”Ockham’ın Usturası” Değerlendirmesi
Açıklama
Basit olanı açıklamak yahutta mes’eleyi basitçe açıklamak iki farklı mefhumdur. Filozofun dikkat çekmeye çalıştığı nokta, zoru da müsbet ve sade şekilde anlatabilme kabiliyetidir. Bu kabiliyet, zannımızca tam manasıyla yeterli ve yerinde değildir lakin çapında bir fikirdir. Ockham’a göre; mes’elelere pek satıh sûrette bakmak lazım gelmekte ve enfüsi fikri çöpe atmaya yeltenilmektedir. Âfaki ve alemşümul ilimler için bir nebze söylediklerinde haklılık olsa da (kanaatimizce burada da hata var olmasına rağmen ihtimal payı veriyoruz) doğru değildir.

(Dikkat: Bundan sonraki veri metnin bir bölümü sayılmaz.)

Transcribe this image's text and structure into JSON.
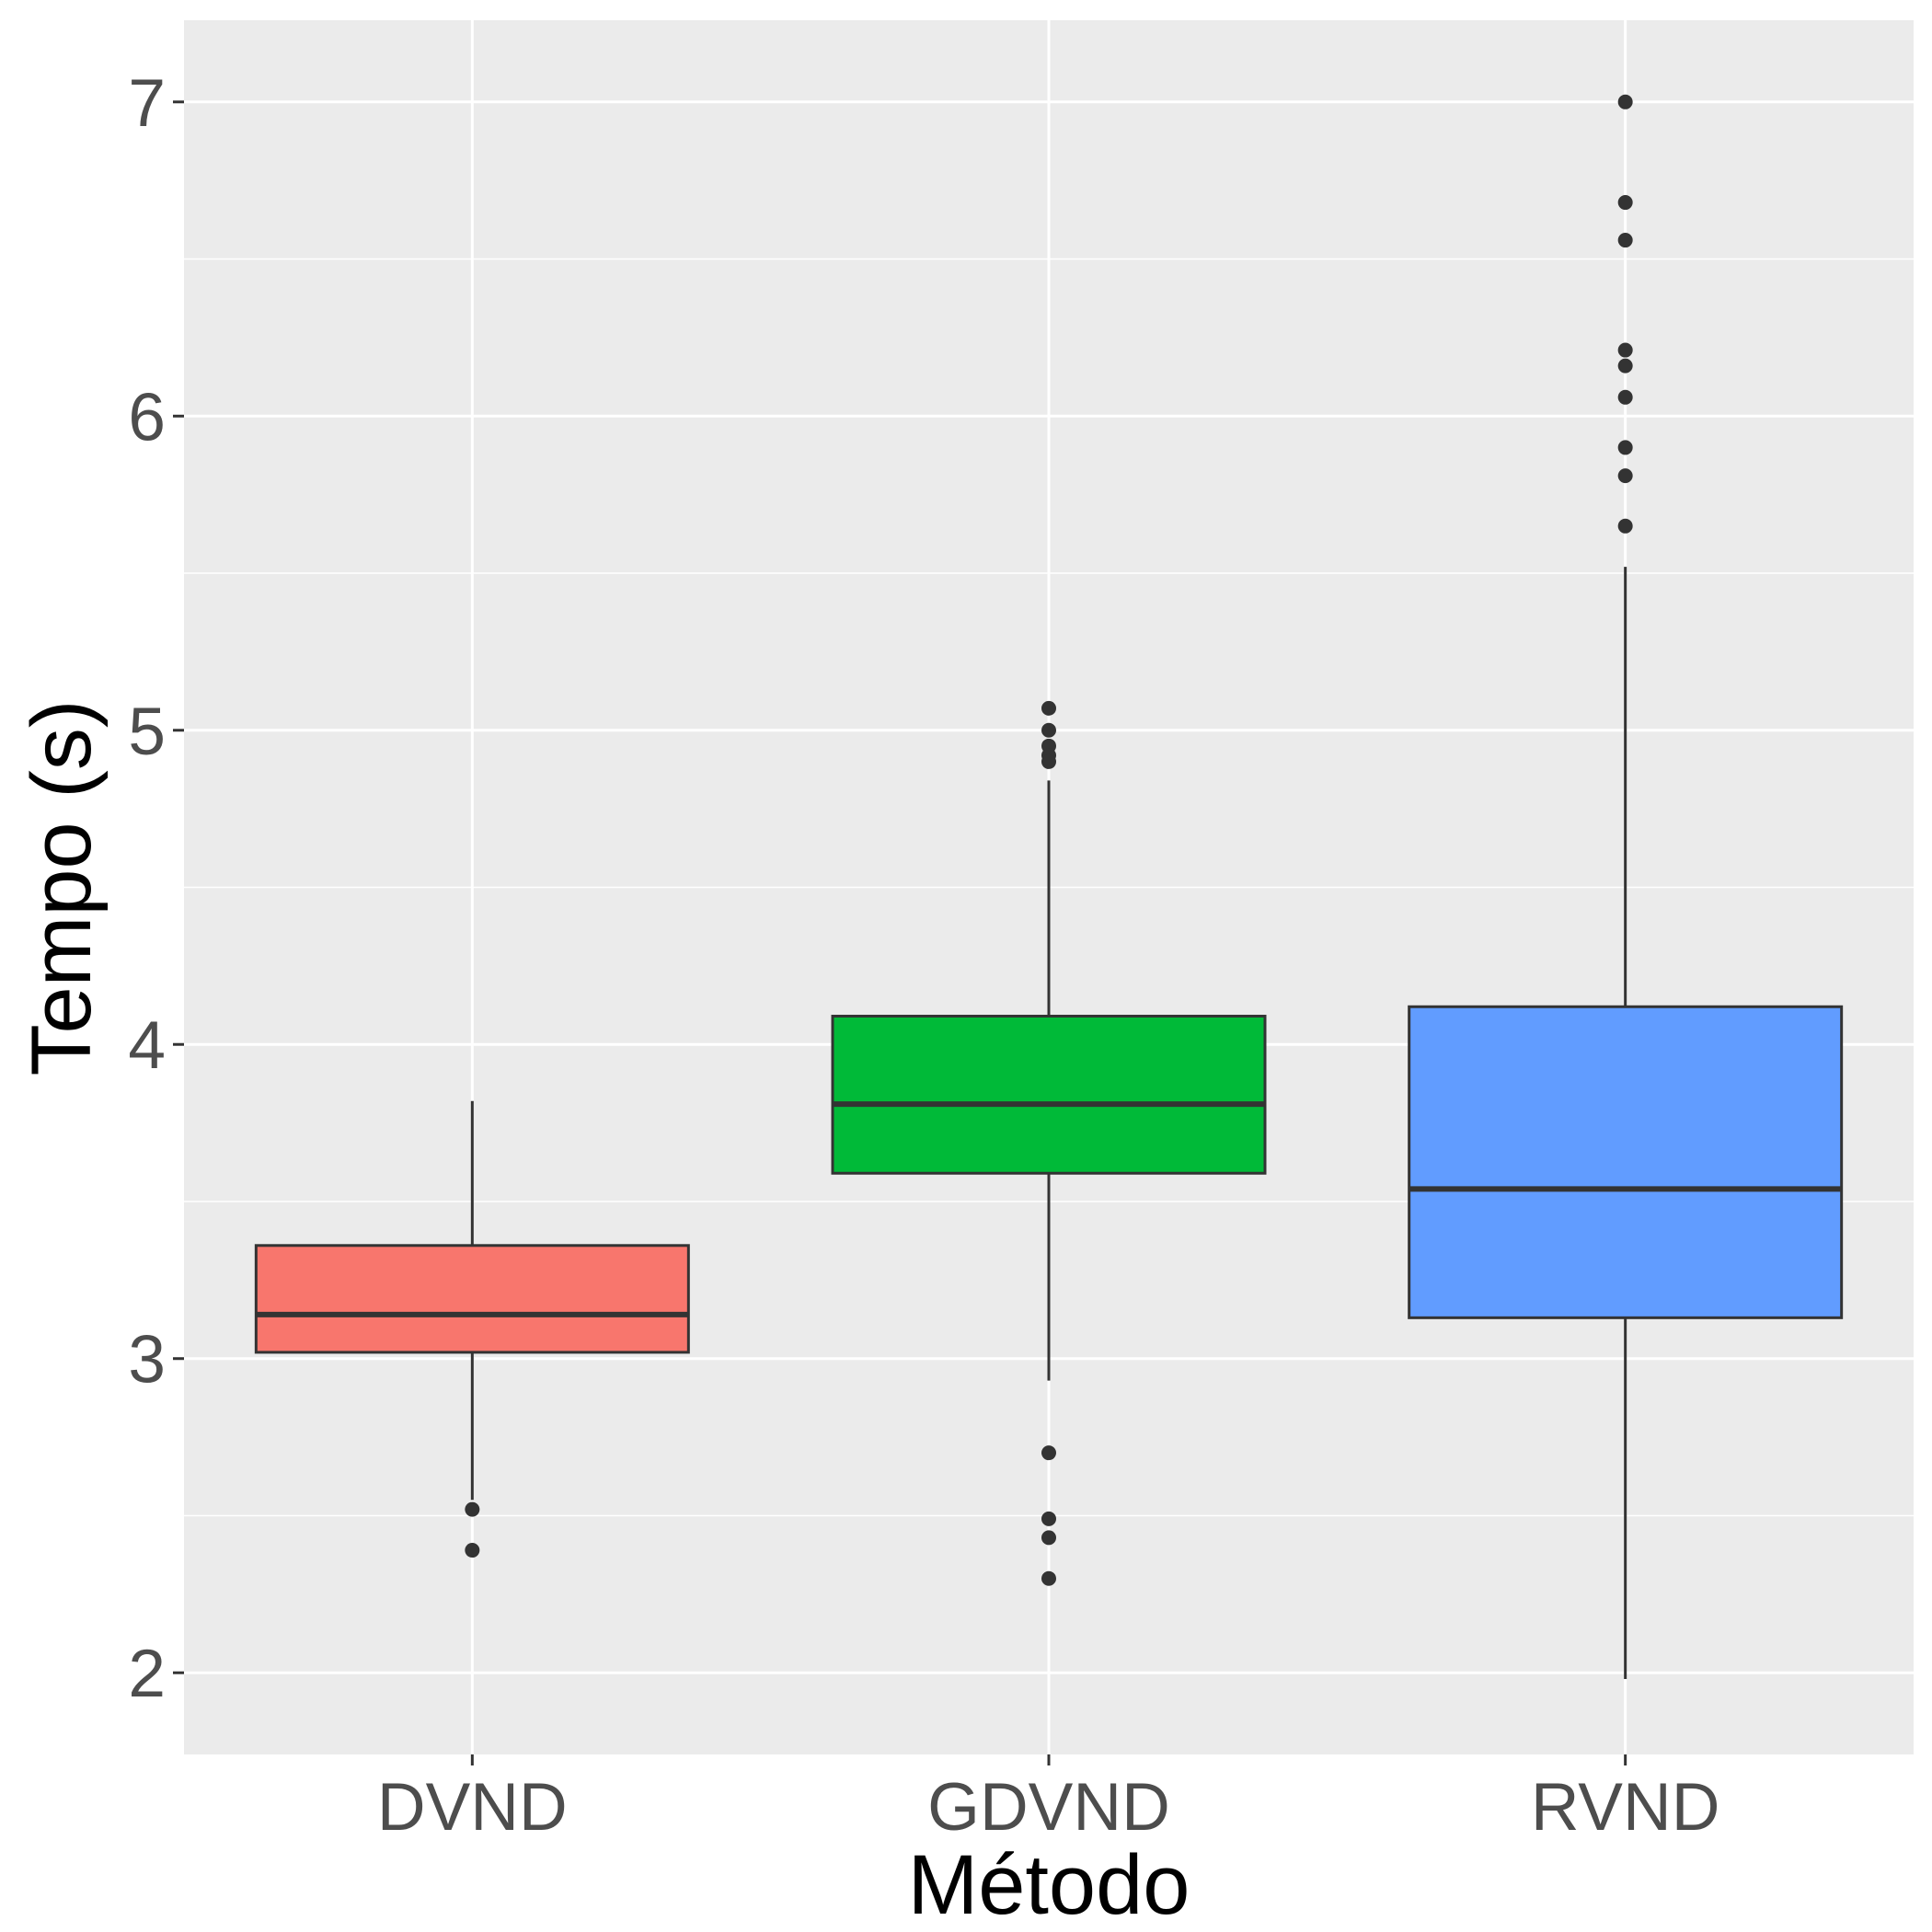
{
  "chart_data": {
    "type": "boxplot",
    "title": "",
    "xlabel": "Método",
    "ylabel": "Tempo (s)",
    "ylim": [
      1.74,
      7.26
    ],
    "yticks": [
      2,
      3,
      4,
      5,
      6,
      7
    ],
    "y_minor_ticks": [
      2.5,
      3.5,
      4.5,
      5.5,
      6.5
    ],
    "grid": true,
    "legend": "none",
    "categories": [
      "DVND",
      "GDVND",
      "RVND"
    ],
    "series": [
      {
        "category": "DVND",
        "color": "#F8766D",
        "whisker_low": 2.55,
        "q1": 3.02,
        "median": 3.14,
        "q3": 3.36,
        "whisker_high": 3.82,
        "outliers": [
          2.52,
          2.39
        ]
      },
      {
        "category": "GDVND",
        "color": "#00BA38",
        "whisker_low": 2.93,
        "q1": 3.59,
        "median": 3.81,
        "q3": 4.09,
        "whisker_high": 4.84,
        "outliers": [
          5.07,
          5.0,
          4.95,
          4.92,
          4.9,
          2.7,
          2.49,
          2.43,
          2.3
        ]
      },
      {
        "category": "RVND",
        "color": "#619CFF",
        "whisker_low": 1.98,
        "q1": 3.13,
        "median": 3.54,
        "q3": 4.12,
        "whisker_high": 5.52,
        "outliers": [
          7.0,
          6.68,
          6.56,
          6.21,
          6.16,
          6.06,
          5.9,
          5.81,
          5.65
        ]
      }
    ]
  }
}
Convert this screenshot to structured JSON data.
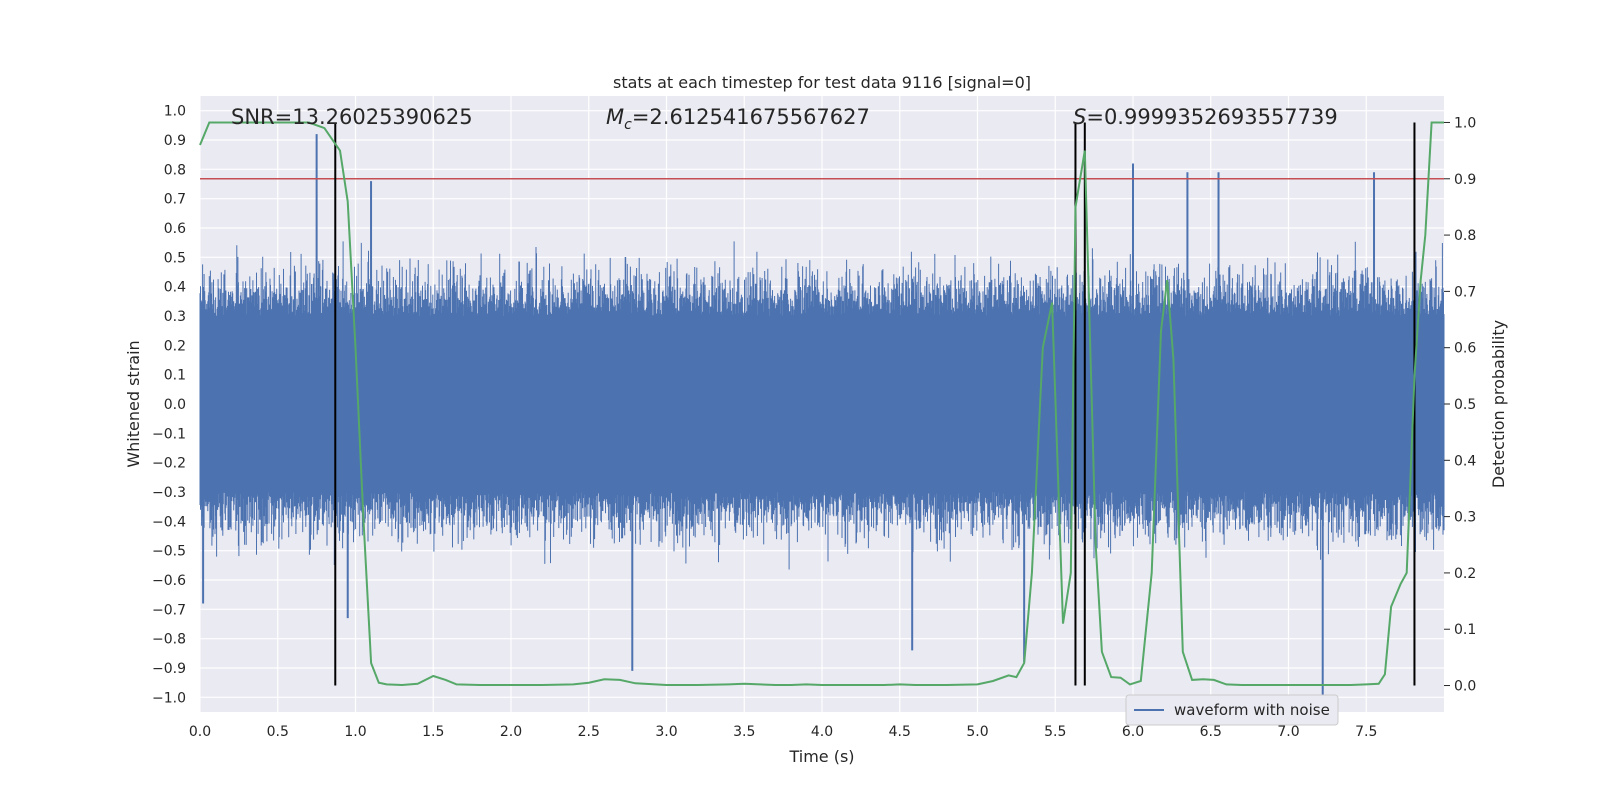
{
  "chart_data": {
    "type": "line",
    "title": "stats at each timestep for test data 9116 [signal=0]",
    "xlabel": "Time (s)",
    "ylabel_left": "Whitened strain",
    "ylabel_right": "Detection probability",
    "xlim": [
      0.0,
      8.0
    ],
    "ylim_left": [
      -1.05,
      1.05
    ],
    "ylim_right": [
      -0.047,
      1.047
    ],
    "x_ticks": [
      "0.0",
      "0.5",
      "1.0",
      "1.5",
      "2.0",
      "2.5",
      "3.0",
      "3.5",
      "4.0",
      "4.5",
      "5.0",
      "5.5",
      "6.0",
      "6.5",
      "7.0",
      "7.5"
    ],
    "y_ticks_left": [
      "1.0",
      "0.9",
      "0.8",
      "0.7",
      "0.6",
      "0.5",
      "0.4",
      "0.3",
      "0.2",
      "0.1",
      "0.0",
      "−0.1",
      "−0.2",
      "−0.3",
      "−0.4",
      "−0.5",
      "−0.6",
      "−0.7",
      "−0.8",
      "−0.9",
      "−1.0"
    ],
    "y_ticks_right": [
      "1.0",
      "0.9",
      "0.8",
      "0.7",
      "0.6",
      "0.5",
      "0.4",
      "0.3",
      "0.2",
      "0.1",
      "0.0"
    ],
    "annotations": {
      "snr": "SNR=13.26025390625",
      "mc_symbol": "M",
      "mc_sub": "c",
      "mc_value": "=2.612541675567627",
      "s_symbol": "S",
      "s_value": "=0.9999352693557739"
    },
    "legend": {
      "label": "waveform with noise",
      "placement": "lower-right"
    },
    "threshold": {
      "value": 0.9,
      "axis": "right",
      "color": "#c44e52"
    },
    "vertical_lines": [
      0.87,
      5.63,
      5.69,
      7.81
    ],
    "waveform": {
      "name": "waveform with noise",
      "color": "#4c72b0",
      "envelope": 0.55,
      "num_points": 2400
    },
    "waveform_spikes": [
      {
        "x": 0.75,
        "y": 0.92
      },
      {
        "x": 1.1,
        "y": 0.76
      },
      {
        "x": 6.0,
        "y": 0.82
      },
      {
        "x": 6.35,
        "y": 0.79
      },
      {
        "x": 6.55,
        "y": 0.79
      },
      {
        "x": 7.55,
        "y": 0.79
      },
      {
        "x": 2.78,
        "y": -0.91
      },
      {
        "x": 4.58,
        "y": -0.84
      },
      {
        "x": 5.3,
        "y": -0.88
      },
      {
        "x": 7.22,
        "y": -1.0
      },
      {
        "x": 0.02,
        "y": -0.68
      },
      {
        "x": 0.95,
        "y": -0.73
      }
    ],
    "probability": {
      "color": "#55a868",
      "x": [
        0.0,
        0.06,
        0.12,
        0.2,
        0.3,
        0.4,
        0.5,
        0.6,
        0.7,
        0.8,
        0.85,
        0.9,
        0.95,
        1.0,
        1.05,
        1.1,
        1.15,
        1.2,
        1.3,
        1.4,
        1.5,
        1.58,
        1.65,
        1.8,
        2.0,
        2.2,
        2.4,
        2.5,
        2.6,
        2.7,
        2.8,
        3.0,
        3.2,
        3.4,
        3.5,
        3.6,
        3.7,
        3.8,
        3.9,
        4.0,
        4.2,
        4.4,
        4.5,
        4.6,
        4.8,
        5.0,
        5.1,
        5.2,
        5.25,
        5.3,
        5.35,
        5.42,
        5.48,
        5.55,
        5.6,
        5.63,
        5.69,
        5.72,
        5.76,
        5.8,
        5.86,
        5.92,
        5.98,
        6.05,
        6.12,
        6.18,
        6.22,
        6.26,
        6.32,
        6.38,
        6.45,
        6.52,
        6.6,
        6.7,
        6.8,
        7.0,
        7.2,
        7.4,
        7.5,
        7.58,
        7.62,
        7.66,
        7.72,
        7.76,
        7.81,
        7.85,
        7.88,
        7.92,
        8.0
      ],
      "y": [
        0.96,
        1.0,
        1.0,
        1.0,
        1.0,
        1.0,
        1.0,
        1.0,
        1.0,
        0.99,
        0.97,
        0.95,
        0.86,
        0.6,
        0.3,
        0.04,
        0.005,
        0.002,
        0.001,
        0.003,
        0.017,
        0.01,
        0.002,
        0.001,
        0.001,
        0.001,
        0.002,
        0.005,
        0.011,
        0.01,
        0.004,
        0.001,
        0.001,
        0.002,
        0.003,
        0.002,
        0.001,
        0.001,
        0.002,
        0.001,
        0.001,
        0.001,
        0.002,
        0.001,
        0.001,
        0.002,
        0.008,
        0.018,
        0.015,
        0.04,
        0.2,
        0.6,
        0.68,
        0.11,
        0.2,
        0.85,
        0.95,
        0.65,
        0.25,
        0.06,
        0.015,
        0.014,
        0.002,
        0.008,
        0.2,
        0.63,
        0.72,
        0.58,
        0.06,
        0.01,
        0.011,
        0.01,
        0.002,
        0.001,
        0.001,
        0.001,
        0.001,
        0.001,
        0.002,
        0.003,
        0.02,
        0.14,
        0.18,
        0.2,
        0.55,
        0.72,
        0.8,
        1.0,
        1.0
      ]
    }
  }
}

Hayata tefekkürle bakan her şahsiyet için Ockham’ın sözleri, âmâk-ı hayale aykırı olması münasebetiyle fikre sınırlar koymuş bulunmaktadır. Bu sınırlar basit cümlelere yer verebilir fakat idrak ve ufku da aynı zamanda köreltmektedir. Her silsileli fikir zinciri, zihinde kuvvet barındırır. Akıl etmeye sevk eder. Bu olaya misal verecek olursak; karşınızda iki adet şiir olsa ve bu şiirlerden birisi muntazam yazılmış divan edebiyatının vezinlerinden birinin anlatımıyla bulunsa diğeri ise basit ve serbest şekilde yazılmış olarak önünüzde dursa… Evet ikiside Ockham’a göre şiirdir. Hatta sadece yazıdır. Bu basitlik anlayışı hem yersiz hem de zihin için düşmandır. Bir diğer misal ise; Ockham; basitliğin hataya az yer vereceğini dile getirmektedir. İki adet ev görseniz birisi tek katlı gecekondu olarak tabir edilen bir ev, diğeri ise villa tipinde ve öbürüne kıyasla daha lüks bir yer olsa. Ockham, gecekondu olan yerin daha az hatayla yapıldığını iddia ediyor olacaktır. Zira emek daha azdır. Halbuki emeği daha yüksek olan villa tipindeki evin konforu ötekinden çok daha ileridedir. Buradaki evleri gecekondu olanını basit olana, villa tipini ise silsileli fikirlere benzetebilirsiniz. Basitçe açıklamak anlattığımız ve verdiğimiz misallere nazaran zannımızca doğru değildir.